I am going to trust You. I am going to trust You because You called us to bring one of Your children home. Your voice is the one that we heard in our hearts. I believe in God. I believe I am Yours. And I believe Your Word is true. I trust Your promises…that You are faithful to finish what You start…You will supply all our needs according to Your riches and glory…You will never leave or forsake me…and if You are for us–who can be against us? I believe Your timing is perfect. I DO! I REALLY, REALLY DO!
For those of you who wonder where we are now in our adoption process…we are finishing up our home study (last visit!!!) on Monday, and our consultant said she’d have our study written in 7 days after. Our dossier is complete (minus a family pictures which will snag next week)—and as soon as our home study is approved we can send in our dossier and be placed on the waiting list. (Someone be ready to catch me…b/c I may literally pass out after we get a number.) I’m guessing we’ll have everything ready by the end of this month. Well…almost everything. This is where the I’m gonna trust You part comes in.

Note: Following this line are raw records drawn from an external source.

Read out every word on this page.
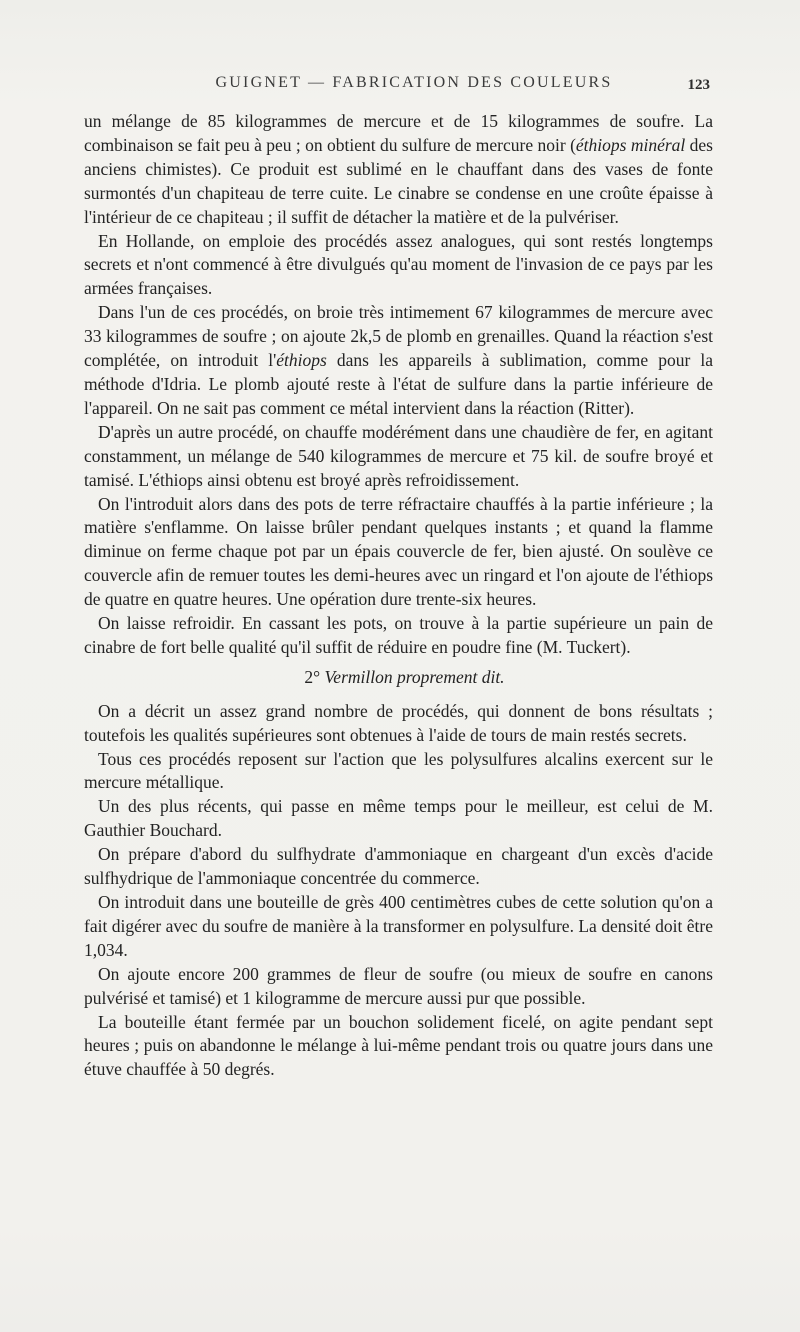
GUIGNET — FABRICATION DES COULEURS	123

un mélange de 85 kilogrammes de mercure et de 15 kilogrammes de soufre. La combinaison se fait peu à peu ; on obtient du sulfure de mercure noir (éthiops minéral des anciens chimistes). Ce produit est sublimé en le chauffant dans des vases de fonte surmontés d'un chapiteau de terre cuite. Le cinabre se condense en une croûte épaisse à l'intérieur de ce chapiteau ; il suffit de détacher la matière et de la pulvériser.

En Hollande, on emploie des procédés assez analogues, qui sont restés longtemps secrets et n'ont commencé à être divulgués qu'au moment de l'invasion de ce pays par les armées françaises.

Dans l'un de ces procédés, on broie très intimement 67 kilogrammes de mercure avec 33 kilogrammes de soufre ; on ajoute 2k,5 de plomb en grenailles. Quand la réaction s'est complétée, on introduit l'éthiops dans les appareils à sublimation, comme pour la méthode d'Idria. Le plomb ajouté reste à l'état de sulfure dans la partie inférieure de l'appareil. On ne sait pas comment ce métal intervient dans la réaction (Ritter).

D'après un autre procédé, on chauffe modérément dans une chaudière de fer, en agitant constamment, un mélange de 540 kilogrammes de mercure et 75 kil. de soufre broyé et tamisé. L'éthiops ainsi obtenu est broyé après refroidissement.

On l'introduit alors dans des pots de terre réfractaire chauffés à la partie inférieure ; la matière s'enflamme. On laisse brûler pendant quelques instants ; et quand la flamme diminue on ferme chaque pot par un épais couvercle de fer, bien ajusté. On soulève ce couvercle afin de remuer toutes les demi-heures avec un ringard et l'on ajoute de l'éthiops de quatre en quatre heures. Une opération dure trente-six heures.

On laisse refroidir. En cassant les pots, on trouve à la partie supérieure un pain de cinabre de fort belle qualité qu'il suffit de réduire en poudre fine (M. Tuckert).

2° Vermillon proprement dit.

On a décrit un assez grand nombre de procédés, qui donnent de bons résultats ; toutefois les qualités supérieures sont obtenues à l'aide de tours de main restés secrets.

Tous ces procédés reposent sur l'action que les polysulfures alcalins exercent sur le mercure métallique.

Un des plus récents, qui passe en même temps pour le meilleur, est celui de M. Gauthier Bouchard.

On prépare d'abord du sulfhydrate d'ammoniaque en chargeant d'un excès d'acide sulfhydrique de l'ammoniaque concentrée du commerce.

On introduit dans une bouteille de grès 400 centimètres cubes de cette solution qu'on a fait digérer avec du soufre de manière à la transformer en polysulfure. La densité doit être 1,034.

On ajoute encore 200 grammes de fleur de soufre (ou mieux de soufre en canons pulvérisé et tamisé) et 1 kilogramme de mercure aussi pur que possible.

La bouteille étant fermée par un bouchon solidement ficelé, on agite pendant sept heures ; puis on abandonne le mélange à lui-même pendant trois ou quatre jours dans une étuve chauffée à 50 degrés.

When we jumped into our adoption we knew the cost (well, we accepted it after we choked and Richard spit out his food over dinner;)–but had no idea that almost 3/4 of it would be due in the first few months. Yet, we felt the Lord saying TRUST ME. Richard and I want to be wise in how we pay for our adoption and want to avoid taking out a loan…so we’re paying for everything up front ourselves. We are trusting God to provide through my photography business, so I’ve been working harder than ever…many 3am nights…extra sessions…and of course early mornings with an 11 month old, 3 year old and 5 year old. The Lord has sustained us! When our dossier is completely ready to be mailed in with our home study at the end of this month–it will need to be accompanied by a second ginorous check. The Lord provided last month through my business in an AMAZING way. GLORY BE TO GOD!!!
Although I’m not quite sure how in the world in 2 weeks we will have what we need–I am going to trust the Lord. This weekend and next week I have 20 sessions. Yes, I said 20. For a stay-at-home mommy of 3 kids…I normally only shoot 2—and that’s enough to keep me up every night into the wee hours of the morning editing, ordering and packaging. Now, toss home study and dossier on top of that…and whew…it’s been a miracle. I have never shot 20 in a week…ever…but I’ve never had checks this big due back to back to back…and I’m trusting the Lord for strength. I’m trusting the Lord for energy. I’m trusting the Lord for friends and family to love on my children in my absence. It’s one week. Just a week. A week that I know in the end will be worth all the hard work. And I’m ULTIMATELY trusting GOD to provide for our adoption through the work. It’s not me–but Him who will do all the work. So again–I say to Him…I’m gonna trust You. I’m going to trust You for strength, creativity, and energy to not only beautifully capture these family but to love on them in the process. And in advance…I praise You Lord for your provision.
And to our sweet baby…this is how much we all love you!!! We will do anything to bring you home!!! The Lord has not forgotten you. He created you in your mother’s womb. Before any of your days came to be–they were numbered and He knew His plans for your life…that YOU would be OUR child…and MY how we can’t WAIT to love you!!! We are dreaming of you and can’t wait to love on you, get you all fattened up;) and to have you as a part of our family forever!
Running the race in obedience…and trusting the Lord for everything else. Please pray with us and for our family this week as we run this race! And please pray for all the families that are running with us to bring their babies home!!!